Trump’s speeches, and what has happened since reminding us once again about the marginality of Jews.
Some may feel comfortable, and justly, given his realism about Jerusalem the Western Wall, and non-Israeli sources of problems throughout the Middle East
But Muslims and Europeans are rabid, or upset about what he has unleashed.
We are problems for ourselves and others.
It’s nothing new. There are signs in the histories told by the Hebrew Bible, Josephus, and much that has occurred since then.
It’s probably inevitable in the case of a small nation, divided geographically since ancient times, with a culture that accepts the fierce argument, with claims of being at the center of God’s mission.
We’ve learned to cope and to succeed. Marginality does not require submission and being satisfied. If we cry, we are doing it on the way to our banks and investment advisers, also likely to be Jews.
There is no need to recite the well-known record of the Jews, both in ancient and modern times, in suffering, accomplishments, and contributions.
For some decades, most if not all countries of the world have recognized that Jerusalem is the operational capital of Israel. Now the President of the United States, Russia, and a few others have said it out loud, but all of them with limitations and reservations. And the most important others have been insistent that it isn’t time to make such an announcement, and won’t be until they are satisfied with key diplomatic accomplishments that are elusive to the point of being impossible.

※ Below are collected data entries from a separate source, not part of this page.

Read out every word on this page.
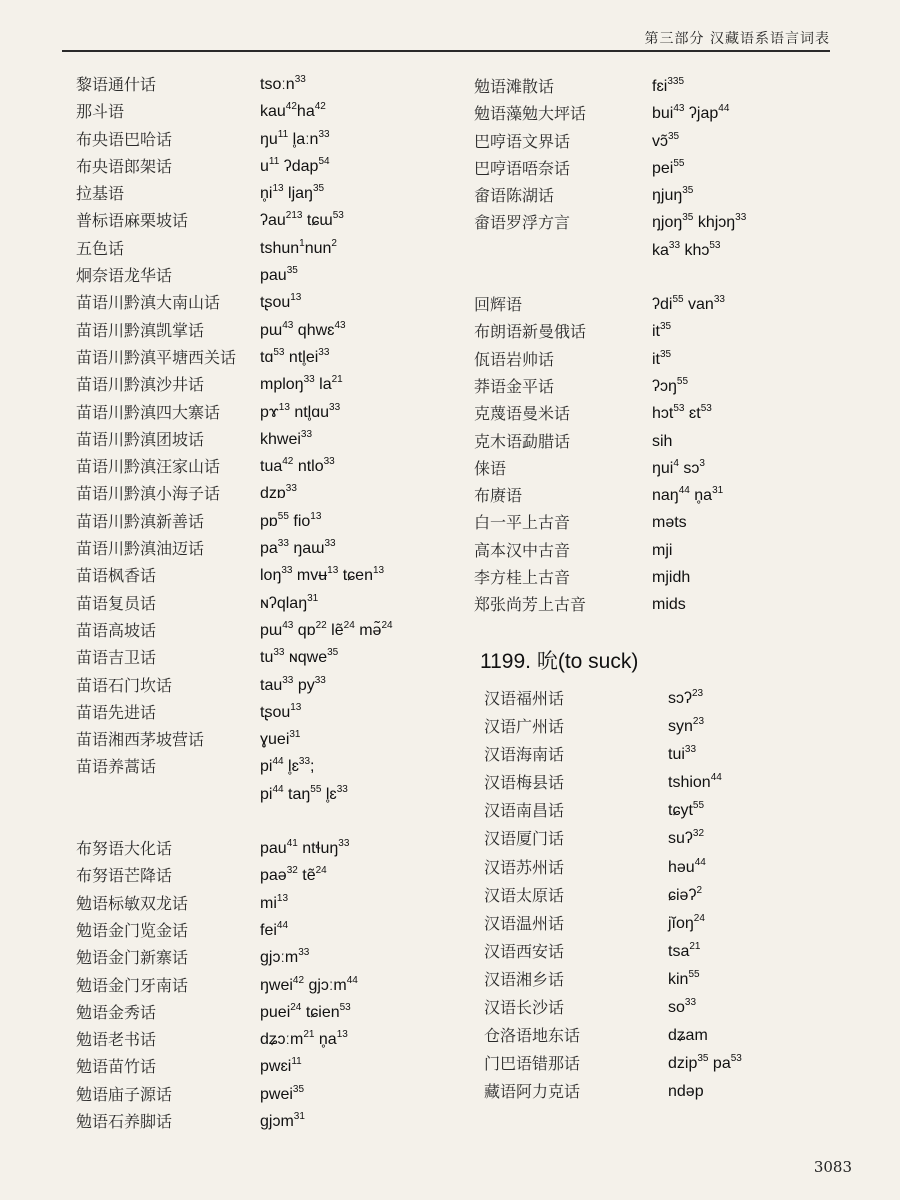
第三部分 汉藏语系语言词表
黎语通什话	tsoːn$^{33}$
那斗语	$kau^{42}ha^{42}$
布央语巴哈话	$ŋu^{11}$ l̥aːn$^{33}$
布央语郎架话	$u^{11}$ ʔdap$^{54}$
拉基语	$n̥i^{13}$ ljaŋ$^{35}$
普标语麻栗坡话	ʔau$^{213}$ tɕɯ$^{53}$
五色话	tshun$^1$nun$^2$
炯奈语龙华话	pau$^{35}$
苗语川黔滇大南山话 tʂou$^{13}$
苗语川黔滇凯掌话	pɯ$^{43}$ qhwɛ$^{43}$
苗语川黔滇平塘西关话 tɑ$^{53}$ $ntl̥ei^{33}$
苗语川黔滇沙井话	mploŋ$^{33}$ $la^{21}$
苗语川黔滇四大寨话 pɤ$^{13}$ ntl̥ɑu$^{33}$
苗语川黔滇团坡话	khwei$^{33}$
苗语川黔滇汪家山话 tua$^{42}$ ntlo$^{33}$
苗语川黔滇小海子话 dzɒ$^{33}$
苗语川黔滇新善话	pɒ$^{55}$ fio$^{13}$
苗语川黔滇油迈话	$pa^{33}$ ŋaɯ$^{33}$
苗语枫香话	loŋ$^{33}$ mvʉ$^{13}$ tɕen$^{13}$
苗语复员话	ɴʔqlaŋ$^{31}$
苗语高坡话	pɯ$^{43}$ qɒ$^{22}$ lẽ$^{24}$ mə̃$^{24}$
苗语吉卫话	$tu^{33}$ ɴqwe$^{35}$
苗语石门坎话	tau$^{33}$ $py^{33}$
苗语先进话	tʂou$^{13}$
苗语湘西茅坡营话	ɣuei$^{31}$
苗语养蒿话	$pi^{44}$ l̥ɛ$^{33}$;
$pi^{44}$ taŋ$^{55}$ l̥ɛ$^{33}$
布努语大化话	pau$^{41}$ ntɬuŋ$^{33}$
布努语芒降话	paə$^{32}$ tẽ$^{24}$
勉语标敏双龙话	$mi^{13}$
勉语金门览金话	fei$^{44}$
勉语金门新寨话	gjɔːm$^{33}$
勉语金门牙南话	ŋwei$^{42}$ gjɔːm$^{44}$
勉语金秀话	puei$^{24}$ tɕien$^{53}$
勉语老书话	dʑɔːm$^{21}$ $n̥a^{13}$
勉语苗竹话	pwɛi$^{11}$
勉语庙子源话	pwei$^{35}$
勉语石养脚话	gjɔm$^{31}$
勉语滩散话	fɛi$^{335}$
勉语藻勉大坪话	bui$^{43}$ ʔjap$^{44}$
巴哼语文界话	vɔ̃$^{35}$
巴哼语唔奈话	pei$^{55}$
畲语陈湖话	ŋjuŋ$^{35}$
畲语罗浮方言	ŋjoŋ$^{35}$ khjɔŋ$^{33}$
$ka^{33}$ khɔ$^{53}$
回辉语	ʔdi$^{55}$ van$^{33}$
布朗语新曼俄话	$it^{35}$
佤语岩帅话	$it^{35}$
莽语金平话	ʔɔŋ$^{55}$
克蔑语曼米话	hɔt$^{53}$ ɛt$^{53}$
克木语勐腊话	sih
俫语	ŋui$^4$ sɔ$^3$
布赓语	naŋ$^{44}$ $n̥a^{31}$
白一平上古音	məts
高本汉中古音	mji
李方桂上古音	mjidh
郑张尚芳上古音	mids
1199. 吮(to suck)
汉语福州话	sɔʔ$^{23}$
汉语广州话	syn$^{23}$
汉语海南话	tui$^{33}$
汉语梅县话	tshion$^{44}$
汉语南昌话	tɕyt$^{55}$
汉语厦门话	suʔ$^{32}$
汉语苏州话	həu$^{44}$
汉语太原话	ɕiəʔ$^2$
汉语温州话	jĭoŋ$^{24}$
汉语西安话	tsa$^{21}$
汉语湘乡话	kin$^{55}$
汉语长沙话	$so^{33}$
仓洛语地东话	dʑam
门巴语错那话	dzip$^{35}$ $pa^{53}$
藏语阿力克话	ndəp
3083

We are not, as we have never been, accepted as full citizens of the world with all the rights and privileges of others.
But we are more secure than our adversaries, and living better than most of those who deny us full membership.
The condition isn’t all that different from getting into elite colleges through the 1950s, with quotas and Jew spotters in the admissions offices, then being told that fraternities could have us eating in their dining rooms but not as full members.
Now Jewish students have to maneuver through faculty members and students who see Jews and Israel as undesirables.
The greater portion of our pity should go to our adversaries. The hyperbolic responses to Trump’s well crafted and balanced speeches have included not only outspoken rants by heads of Muslim countries that deal quietly with Israel but Palestinian outbursts that qualify as declarations of war against Israel and the United States, with a virtual ending of any prospects for a peace process.
Declaring the US Vice President persona non grata? Perhaps the Palestinians have some powers we have not been able to perceive or imagine.
Israeli rightists, along with a fair number of us in the center and left are cheering. We can look forward to the respite from the pressure to come up with something that will bring the Palestinians to the table.
Estimates are that Palestinians, Jordanians, and others are playing to their mobs, and don’t want to upset their regimes by any serious moves against Israel.
Perhaps, but the rhetoric will incite individuals to seek martyrdom along with pensions for their families by taking a knife and going forward to kill a Jew. Gazan extremists have been sending missiles to southern Israel. So far none have created significant damage or injuries. A fair number haven’t made it out of Gaza. The IDF has responded in its usual limited fashion, in hopes of avoiding escalation. But from both the West Bank and Gaza there is potential for yet another round of military operations that hurt us both, but them much more in terms of casualties and rubble.
It doesn’t help to calm Palestinians on the margin of violence when their leaders describe as “cold-blooded murder of a brave freedom fighter” the shooting death of a man who attacked a policeman with a knife.
Even some confirmed leftists questioned the wisdom of Abbas’ comments at a conference of the Organization of Islamic Cooperation.
“If there is no Palestinian state along the June 1967 borders with Jerusalem as its capital, there will not be peace in the region, in the territories or in the world.”
What will come of Turkey’s promise to open an Embassy for Palestine in East Jerusalem is anybody’s guess.
There are Israeli politicians threatening their own varieties of extremism. The Defense Minister mentions every so often his idea of transferring swaths of Israel heavily populated with Arabs to Palestine, in exchange for Palestinian acceptance of Israel’s annexation of West Bank settlements. A retired general who sees himself as Defense Minister in a Labor government has endorsed the idea of a Palestinian State but threatens to push all Palestinians into Jordan if such a state is aggressive. Individual MKs from Likud and Jewish Home propose annexing the West Bank or substantial portions of it while fuzzing on the issue of citizenship for the Palestinian residents. Once again there is a proposal to impose a death sentence on terrorists who murder.
We should expect–and hope–that Jewish sense will stop short of any moves that produce significantly more problems than benefits.
If we’ve learned anything in 3,000 years of coping with our strengths and weaknesses, it should include the reluctance to push the goyim beyond where they are willing to go.
We can take comfort in the marginality of Israeli politicians who are promoting craziness, as compared to the centrality of Arab politicians who are pounding the podiums and screeching what they are not going to accomplish.
No one should expect an end to this. It’s a function of Jews’ status in the eyes of others, and how we have learned to deal with ourselves and our surroundings.
There are no guarantees. We cope with threats from outside, as well as arrogant and unrealistic insiders who demand that we do better, without bothering to compare what we’ve accomplished to the records of other societies, or taking account of our limited resources and continued rejections from those we are expected to bargain with.
It ain’t perfect. Often it’s not comfortable. But compared to the alternatives???